Xbox is a well-known video game console designed by Microsoft. It has been equipped with more and more security features after design flaws and weaknesses became public. The main motivation for attackers is to play illegally copied games or run Linux. At the same time, Microsoft is trying to prevent users from running unsigned code. Only authentic code signed by Microsoft is allowed to run. But many mistakes made by Microsoft enabled attackers to gain arbitrary code execution and run unsigned code.

❗No Hypervisor
A hypervisor is just a small piece of code running in a privileged CPU execution mode. This highly-privileged code serves as a minimal trusted computing base. It is responsible for memory protection and signature verification. In earlier versions, there was no hypervisor at all. All code was running in kernel mode incl.
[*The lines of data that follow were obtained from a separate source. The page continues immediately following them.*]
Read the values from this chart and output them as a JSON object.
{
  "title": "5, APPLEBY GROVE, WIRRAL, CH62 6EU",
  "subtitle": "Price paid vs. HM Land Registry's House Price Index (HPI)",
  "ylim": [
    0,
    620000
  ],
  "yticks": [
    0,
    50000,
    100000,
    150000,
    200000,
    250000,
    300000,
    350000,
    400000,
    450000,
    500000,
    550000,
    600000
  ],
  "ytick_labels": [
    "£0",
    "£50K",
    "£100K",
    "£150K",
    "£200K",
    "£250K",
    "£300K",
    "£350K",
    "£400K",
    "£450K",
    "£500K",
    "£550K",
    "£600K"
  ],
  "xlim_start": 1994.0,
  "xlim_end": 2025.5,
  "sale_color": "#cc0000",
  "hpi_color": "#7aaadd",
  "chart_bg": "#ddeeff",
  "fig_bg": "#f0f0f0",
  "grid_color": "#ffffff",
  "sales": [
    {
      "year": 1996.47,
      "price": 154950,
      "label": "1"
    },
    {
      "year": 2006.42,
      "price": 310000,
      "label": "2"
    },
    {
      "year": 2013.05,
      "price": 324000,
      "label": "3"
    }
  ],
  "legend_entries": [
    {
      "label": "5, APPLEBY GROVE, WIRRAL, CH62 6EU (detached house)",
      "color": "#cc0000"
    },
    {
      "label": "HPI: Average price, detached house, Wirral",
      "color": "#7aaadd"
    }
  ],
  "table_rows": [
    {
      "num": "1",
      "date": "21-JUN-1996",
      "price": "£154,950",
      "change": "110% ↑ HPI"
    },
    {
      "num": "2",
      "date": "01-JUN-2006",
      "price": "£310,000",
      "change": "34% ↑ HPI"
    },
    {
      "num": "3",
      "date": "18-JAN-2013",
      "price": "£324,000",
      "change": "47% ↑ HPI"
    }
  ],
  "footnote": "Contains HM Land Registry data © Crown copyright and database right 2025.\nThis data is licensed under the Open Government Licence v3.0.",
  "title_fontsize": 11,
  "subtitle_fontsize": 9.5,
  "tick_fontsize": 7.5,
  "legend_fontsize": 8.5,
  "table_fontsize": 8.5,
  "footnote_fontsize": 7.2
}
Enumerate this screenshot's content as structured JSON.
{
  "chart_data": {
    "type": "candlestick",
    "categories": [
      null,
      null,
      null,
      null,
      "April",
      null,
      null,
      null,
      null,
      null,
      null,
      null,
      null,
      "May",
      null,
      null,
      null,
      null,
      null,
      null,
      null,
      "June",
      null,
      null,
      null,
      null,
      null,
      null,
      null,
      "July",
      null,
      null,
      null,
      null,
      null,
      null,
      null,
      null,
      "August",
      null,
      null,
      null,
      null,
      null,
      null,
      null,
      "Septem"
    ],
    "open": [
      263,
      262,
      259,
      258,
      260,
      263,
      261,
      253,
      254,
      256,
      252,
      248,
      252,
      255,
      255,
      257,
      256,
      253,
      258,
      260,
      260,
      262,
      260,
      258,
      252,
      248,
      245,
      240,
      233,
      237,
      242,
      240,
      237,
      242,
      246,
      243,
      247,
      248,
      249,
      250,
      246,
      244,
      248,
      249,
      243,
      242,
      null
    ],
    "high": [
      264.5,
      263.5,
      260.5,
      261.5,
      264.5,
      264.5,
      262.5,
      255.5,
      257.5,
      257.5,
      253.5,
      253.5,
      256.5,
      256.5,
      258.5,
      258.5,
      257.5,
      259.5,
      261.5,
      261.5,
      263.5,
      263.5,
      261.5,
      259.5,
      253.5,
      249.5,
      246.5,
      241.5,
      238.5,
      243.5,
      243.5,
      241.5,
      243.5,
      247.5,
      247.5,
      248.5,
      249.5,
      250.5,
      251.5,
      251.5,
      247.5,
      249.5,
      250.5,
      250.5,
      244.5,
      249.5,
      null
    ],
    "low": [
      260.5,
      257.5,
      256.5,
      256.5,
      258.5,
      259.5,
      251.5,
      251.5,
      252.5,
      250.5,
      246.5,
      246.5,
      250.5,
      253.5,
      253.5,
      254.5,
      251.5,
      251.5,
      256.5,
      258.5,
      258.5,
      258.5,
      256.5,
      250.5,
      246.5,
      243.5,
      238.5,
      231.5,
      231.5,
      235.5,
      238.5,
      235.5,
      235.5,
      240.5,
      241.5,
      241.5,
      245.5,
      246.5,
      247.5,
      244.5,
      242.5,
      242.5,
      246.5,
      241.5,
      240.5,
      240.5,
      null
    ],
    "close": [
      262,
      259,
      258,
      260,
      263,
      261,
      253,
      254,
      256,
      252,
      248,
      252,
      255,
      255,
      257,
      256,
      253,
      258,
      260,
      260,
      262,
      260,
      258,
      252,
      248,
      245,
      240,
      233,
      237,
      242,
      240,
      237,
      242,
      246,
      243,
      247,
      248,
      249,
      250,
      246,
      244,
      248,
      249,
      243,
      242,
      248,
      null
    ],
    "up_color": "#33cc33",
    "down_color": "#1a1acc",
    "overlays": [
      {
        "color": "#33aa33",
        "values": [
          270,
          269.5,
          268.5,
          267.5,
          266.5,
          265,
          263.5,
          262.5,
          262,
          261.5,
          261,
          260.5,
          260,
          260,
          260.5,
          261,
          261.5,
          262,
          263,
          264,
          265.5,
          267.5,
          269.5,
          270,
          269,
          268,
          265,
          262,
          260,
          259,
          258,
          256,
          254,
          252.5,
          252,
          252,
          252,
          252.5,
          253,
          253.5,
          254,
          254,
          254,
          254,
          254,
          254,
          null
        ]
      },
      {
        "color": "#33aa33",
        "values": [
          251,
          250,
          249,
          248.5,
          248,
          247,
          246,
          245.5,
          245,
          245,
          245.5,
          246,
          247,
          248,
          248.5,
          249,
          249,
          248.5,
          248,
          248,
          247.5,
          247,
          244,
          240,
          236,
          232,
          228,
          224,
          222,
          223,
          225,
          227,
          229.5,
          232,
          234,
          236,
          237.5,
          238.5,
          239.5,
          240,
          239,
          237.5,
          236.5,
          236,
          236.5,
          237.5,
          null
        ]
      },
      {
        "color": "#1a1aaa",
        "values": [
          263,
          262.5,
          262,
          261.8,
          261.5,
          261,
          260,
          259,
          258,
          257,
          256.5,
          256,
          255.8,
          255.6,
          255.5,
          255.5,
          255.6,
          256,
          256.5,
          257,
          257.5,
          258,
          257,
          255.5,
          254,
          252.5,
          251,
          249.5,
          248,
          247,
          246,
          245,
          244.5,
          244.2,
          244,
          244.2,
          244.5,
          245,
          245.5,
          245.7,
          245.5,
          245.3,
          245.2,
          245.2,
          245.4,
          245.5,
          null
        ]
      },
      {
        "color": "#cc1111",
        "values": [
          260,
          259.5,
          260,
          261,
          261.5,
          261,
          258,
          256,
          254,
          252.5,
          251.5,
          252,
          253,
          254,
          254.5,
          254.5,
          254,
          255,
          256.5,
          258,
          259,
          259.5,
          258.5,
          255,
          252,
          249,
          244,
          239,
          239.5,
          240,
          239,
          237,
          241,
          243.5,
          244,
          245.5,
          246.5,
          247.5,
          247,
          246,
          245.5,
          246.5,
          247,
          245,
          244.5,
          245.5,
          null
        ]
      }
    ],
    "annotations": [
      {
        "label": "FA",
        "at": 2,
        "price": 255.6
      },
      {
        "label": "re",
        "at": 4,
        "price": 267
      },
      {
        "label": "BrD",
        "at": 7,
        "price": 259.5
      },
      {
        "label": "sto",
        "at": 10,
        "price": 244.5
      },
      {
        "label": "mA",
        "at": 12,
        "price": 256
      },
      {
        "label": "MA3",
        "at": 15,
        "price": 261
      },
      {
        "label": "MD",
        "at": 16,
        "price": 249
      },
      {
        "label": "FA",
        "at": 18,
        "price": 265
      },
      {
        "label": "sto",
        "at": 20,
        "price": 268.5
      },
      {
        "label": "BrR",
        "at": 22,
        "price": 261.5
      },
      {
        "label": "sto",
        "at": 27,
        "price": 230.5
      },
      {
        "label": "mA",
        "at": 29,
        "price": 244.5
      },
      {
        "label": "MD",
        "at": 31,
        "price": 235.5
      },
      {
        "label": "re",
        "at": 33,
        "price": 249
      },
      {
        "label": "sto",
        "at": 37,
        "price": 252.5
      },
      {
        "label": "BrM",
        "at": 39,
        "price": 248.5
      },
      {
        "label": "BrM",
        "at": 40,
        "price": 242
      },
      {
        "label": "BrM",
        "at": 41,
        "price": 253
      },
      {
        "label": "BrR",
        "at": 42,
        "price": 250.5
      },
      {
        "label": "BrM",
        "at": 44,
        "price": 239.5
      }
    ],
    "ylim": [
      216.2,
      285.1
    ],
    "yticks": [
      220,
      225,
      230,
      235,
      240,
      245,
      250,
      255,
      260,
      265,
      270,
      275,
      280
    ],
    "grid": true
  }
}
Windows kernel and games. And all external data received via peripheral devices was processed by kernel code. A single software bug could lead to a fully compromized system.
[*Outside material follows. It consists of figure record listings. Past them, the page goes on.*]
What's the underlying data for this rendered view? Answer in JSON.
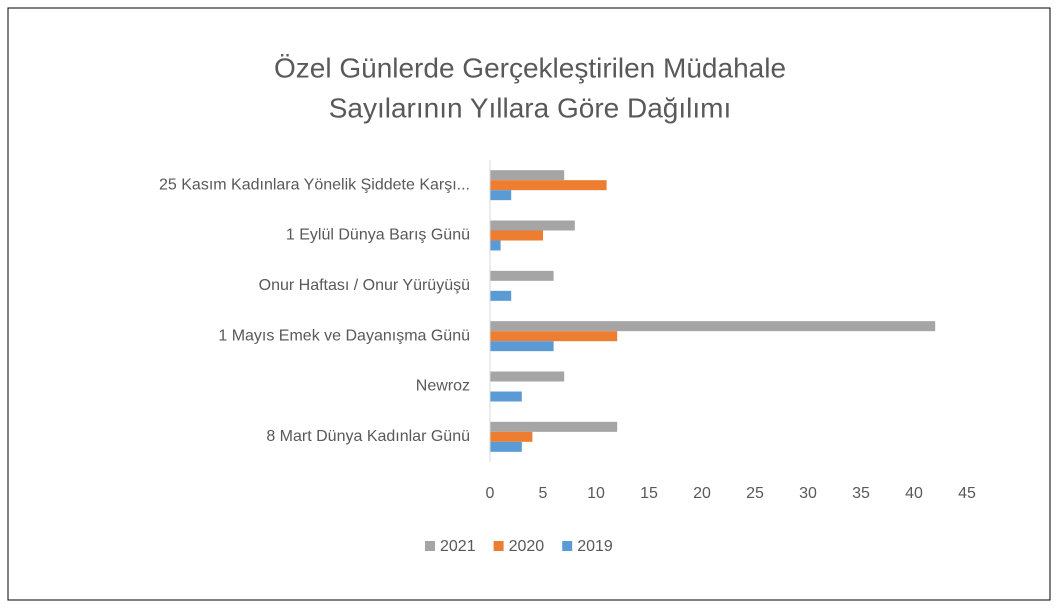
{
  "chart_data": {
    "type": "hbar",
    "title": [
      "Özel Günlerde Gerçekleştirilen Müdahale",
      "Sayılarının Yıllara Göre Dağılımı"
    ],
    "categories": [
      "25 Kasım Kadınlara Yönelik Şiddete Karşı...",
      "1 Eylül Dünya Barış Günü",
      "Onur Haftası / Onur Yürüyüşü",
      "1 Mayıs Emek ve Dayanışma Günü",
      "Newroz",
      "8 Mart Dünya Kadınlar Günü"
    ],
    "series": [
      {
        "name": "2021",
        "color": "#a5a5a5",
        "values": [
          7,
          8,
          6,
          42,
          7,
          12
        ]
      },
      {
        "name": "2020",
        "color": "#ed7d31",
        "values": [
          11,
          5,
          0,
          12,
          0,
          4
        ]
      },
      {
        "name": "2019",
        "color": "#5b9bd5",
        "values": [
          2,
          1,
          2,
          6,
          3,
          3
        ]
      }
    ],
    "xlim": [
      0,
      45
    ],
    "xticks": [
      0,
      5,
      10,
      15,
      20,
      25,
      30,
      35,
      40,
      45
    ],
    "grid": false,
    "legend": "bottom"
  }
}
❗Vulnerable Hypervisor Code
In later versions, a hypervisor was introduced. But it came with a critical vulnerability in its system call handler. It got exploited by attackers to run unsigned and malicious code in privileged hypervisor mode. An integer value provided by kernel code was used as an index into its system call table to determine an address for a handler function. Due to an improper check, it was possible to redirect code execution to a system call handler under attacker's control. The hypervisor code simply fetched code from unprotected memory area.

❗Broken Chain of Trust
A secure boot mechanism is often implemented to ensure system integrity. Each boot stage usually performs a signature verification check of a next boot stage and executes only if successful. Such a chain always requires a trust anchor rooted in hardware. After a signed game was loaded by a trusted Windows kernel, there were no further checks performed. A game was simply loading unsigned and untrusted savegame files from hard disk or USB stick without any further verification. Attackers were able to inject specially crafted malicious saved game files to exploit vulnerable games. They managed to redirect code execution in kernel mode.
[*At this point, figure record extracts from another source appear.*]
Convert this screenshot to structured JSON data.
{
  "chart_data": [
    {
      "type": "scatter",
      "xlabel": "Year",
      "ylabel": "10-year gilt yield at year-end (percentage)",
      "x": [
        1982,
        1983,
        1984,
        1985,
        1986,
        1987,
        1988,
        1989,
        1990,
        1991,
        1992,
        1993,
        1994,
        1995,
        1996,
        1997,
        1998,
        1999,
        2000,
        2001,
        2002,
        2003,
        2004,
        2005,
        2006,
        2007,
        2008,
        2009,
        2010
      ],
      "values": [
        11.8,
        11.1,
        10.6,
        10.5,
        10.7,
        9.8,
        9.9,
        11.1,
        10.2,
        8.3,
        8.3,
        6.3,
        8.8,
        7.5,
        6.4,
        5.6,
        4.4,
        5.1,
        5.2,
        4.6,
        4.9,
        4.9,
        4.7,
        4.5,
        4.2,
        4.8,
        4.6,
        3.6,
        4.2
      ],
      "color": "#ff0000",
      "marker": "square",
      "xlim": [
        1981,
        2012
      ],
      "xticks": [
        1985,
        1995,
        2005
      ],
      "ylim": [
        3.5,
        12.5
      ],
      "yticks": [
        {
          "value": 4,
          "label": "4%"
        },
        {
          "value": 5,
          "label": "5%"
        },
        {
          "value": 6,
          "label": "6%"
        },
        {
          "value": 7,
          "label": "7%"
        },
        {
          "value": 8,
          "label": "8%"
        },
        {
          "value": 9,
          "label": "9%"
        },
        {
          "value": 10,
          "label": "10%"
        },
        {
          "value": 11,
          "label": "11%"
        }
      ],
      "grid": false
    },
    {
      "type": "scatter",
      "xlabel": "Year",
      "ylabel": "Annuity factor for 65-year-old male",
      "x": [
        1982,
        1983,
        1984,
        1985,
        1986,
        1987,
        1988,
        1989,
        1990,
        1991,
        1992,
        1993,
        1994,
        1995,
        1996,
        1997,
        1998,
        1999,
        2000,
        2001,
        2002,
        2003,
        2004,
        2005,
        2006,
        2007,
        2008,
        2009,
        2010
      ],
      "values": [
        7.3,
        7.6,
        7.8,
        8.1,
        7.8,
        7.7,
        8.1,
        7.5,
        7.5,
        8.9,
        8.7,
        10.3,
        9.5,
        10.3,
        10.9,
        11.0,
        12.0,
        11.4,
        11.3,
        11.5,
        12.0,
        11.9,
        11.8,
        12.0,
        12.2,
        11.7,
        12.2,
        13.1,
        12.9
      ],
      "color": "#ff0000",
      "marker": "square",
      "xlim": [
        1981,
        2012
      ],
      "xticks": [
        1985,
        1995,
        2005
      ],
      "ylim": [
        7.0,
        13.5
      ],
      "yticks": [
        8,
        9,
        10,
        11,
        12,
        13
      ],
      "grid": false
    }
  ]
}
❗Block Cipher as Hash Function
Despite many warnings from crypto researchers, Tiny Encryption Algorithm (TEA) was used as a hash function. It was known for not being collision resistant. By just flipping some bits, it was possible to produce the same hash value. A jump instruction inside its boot loader was easily patched as a result.

❗No I/O MMU
By performing DMA operations, peripheral devices were able to write to arbitrary physical locations in RAM. Attackers bypassed main CPU and all other countermeasures. They injected code into unprotected memory locations and got it executed.

❗No Protection Against Fault Injection
Attackers performed a glitch attack on a reset pin for a short period of time. They were able to run their own code from flash memory by skipping security checks. Similar targets are clock pins and voltage pins. A gaming console has to be resistant against physical attacks.

❗Exposed Bus System
A small ROM was embedded into the southbridge chip incl. a decryption key. ROM code was responsible to decrypt and verify flash image before execution. Almost all credentials were stored, and critical operations were carried out in external insecure RAM. And confidential data was transmitted over an exposed bus system. A sniffer was built to intercept traffic between dedicated ICs and extract the decryption key.

❗Exposed LPC Interface
A modchip was connected to exposed LPC pins to boot from it. A bootloader that was able to boot another OS.

❗No Downgrade Protection
Attackers were able to downgrade to vulnerable and exploitable firmware versions. eFuse technology can be used to burn a counter into silicon.

❗Unprotected Optical Disk Drive Firmware
The DVD drive's firmware was responsible for checking whether an inserted disc was authentic or not. The result was reported to the main CPU for further processing. And the drive firmware was not protected from being modified. Attackers were able to install a custom firmware to make the CPU think that everything is fine.